The Fierce Wife: Woman Onerous, Seeking Mr Right (犀利人妻最終回: 幸福男,不難)
The television series The Fierce Wife (犀利人妻) co-produced by Sanlih E-Television (三立電視) and TTV (台視) that premiered in October 2010 proved a huge crowd pleaser, and rocketed the unknown Amanda Chu (朱芯儀) to A-list stardom. No surprise that the cast and the situations have now been shifted to the silver screen for a large-format presentation of similar romantic entanglements and nefarious dealings. Sonia Sui (隋棠) is back as the star of the show, whose marriage is broken up by her evil cousin (played by Chu), and after some years as a single mother, finds herself pursued not only by a new man in her life, played by singer Chris Wang (宥勝), but also by her former husband, played by James Wen (溫昇豪). What’s a girl to do? This time you’ll have to go to the theater to find out.
Silent Code (BBS鄉民的正義)
The feature film debut by Hero Lin (林世勇), who achieved cult status while still a student at National Taiwan University of Arts (國立臺灣藝術大學) with the release of an series of Internet-based cartoons that formed the Woodman (木偶人) series. He has drawn on his old work with Silent Code, which explores the now anachronistic world of BBS (an Internet bulletin board system that was popular before the advent of the social network), to create a drama of mixed live action and animation. Young tech savvy people floundering in an electronic world that is getting beyond their control provides an ambitious platform for Lin to show off his grasp of youth culture.
Stop-motion animation from British directors Sam Fell and Chris Butler with a setup that merges zombie-thriller and teen-movie tropes to clever effect. For a movie obsessed with death, the characters are full of life, and like Coraline from 2009, the story is classic adolescent-misfit stuff, serving up an immediately empathetic character in Norman Babcock (voiced by Kodi Smit-McPhee), who has the uncanny ability to interact with the dead (he is not so good at dealing with the living). This ability puzzles, annoys and frightens friends and family, and also leads to Norman leading a motley crew against an undead army in a dark forest, a pitchfork-waving mob and a witch with a 300-year-old grudge. Dark themes make it unsuitable for the very young, but there is plenty to enjoy for older children, adolescents and adults.
The Expendables 2
The first movie was a mildly amusing romp, the aging tough guys getting together to kick some ass and make a few, largely self-referential, quips along the way. This second movie is just more of the same, this time with a few new names that slipped through the net for the first film. Jean-Claude VanDamme is there, as well as Chuck Norris, then there are the old boys Arnold Schwarzenegger, Dolph Lundgren and Bruce Willis, plus the youngbloods Jason Statham and Jet Li, all under the self-congratulatory leadership of Sylvester Stallone. It’s all very chummy, and while getting the gang together for a gungho time might be great fun for the participants, it seems a bit rich to get the audience to shell out to watch them party.

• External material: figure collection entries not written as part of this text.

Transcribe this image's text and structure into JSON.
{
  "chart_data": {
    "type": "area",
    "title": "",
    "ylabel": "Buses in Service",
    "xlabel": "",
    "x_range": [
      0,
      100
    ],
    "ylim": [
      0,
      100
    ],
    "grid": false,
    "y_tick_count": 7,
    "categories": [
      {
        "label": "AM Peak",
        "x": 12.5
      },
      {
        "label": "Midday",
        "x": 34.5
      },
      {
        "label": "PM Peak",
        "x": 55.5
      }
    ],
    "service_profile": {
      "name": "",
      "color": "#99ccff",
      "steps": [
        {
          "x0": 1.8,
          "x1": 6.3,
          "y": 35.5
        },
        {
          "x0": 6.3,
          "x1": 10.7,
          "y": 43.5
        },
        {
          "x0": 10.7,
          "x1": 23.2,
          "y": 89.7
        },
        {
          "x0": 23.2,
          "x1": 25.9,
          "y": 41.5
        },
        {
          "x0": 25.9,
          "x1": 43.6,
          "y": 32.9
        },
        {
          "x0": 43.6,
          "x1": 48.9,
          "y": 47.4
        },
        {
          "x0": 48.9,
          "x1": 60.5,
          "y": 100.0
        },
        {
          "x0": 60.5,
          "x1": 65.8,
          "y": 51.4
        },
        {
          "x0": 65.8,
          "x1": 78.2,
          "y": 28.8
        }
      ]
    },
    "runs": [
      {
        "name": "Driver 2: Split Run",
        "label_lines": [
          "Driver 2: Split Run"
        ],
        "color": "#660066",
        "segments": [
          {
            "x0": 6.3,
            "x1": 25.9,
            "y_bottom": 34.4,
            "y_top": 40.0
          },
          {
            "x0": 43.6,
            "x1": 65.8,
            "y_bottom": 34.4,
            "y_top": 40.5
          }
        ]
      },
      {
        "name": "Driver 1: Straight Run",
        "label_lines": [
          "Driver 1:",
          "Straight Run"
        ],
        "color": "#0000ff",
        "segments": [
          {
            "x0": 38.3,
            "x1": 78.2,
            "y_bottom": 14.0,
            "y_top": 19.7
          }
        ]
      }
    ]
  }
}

We Have a Pope (Habemus Papam)
A serious comedy from the hands of Italian director Nanni Moretti and staring French comedian Michel Piccoli as a pope unwilling or unable to shoulder the burden of shepherding the billions of souls whose care he is charged with. There is plenty of sometimes raucous humor, but this never totally undermines the serious issues that give the humor a wonderfully humane quality that is often tinged with sadness. Nanni Moretti is a director with a strong political sensibility, but for this film, he seems to have put this aside to focus on his central character, who escapes the Vatican and wanders the streets of Rome, where he discovers things that all his papal learning have failed to teach.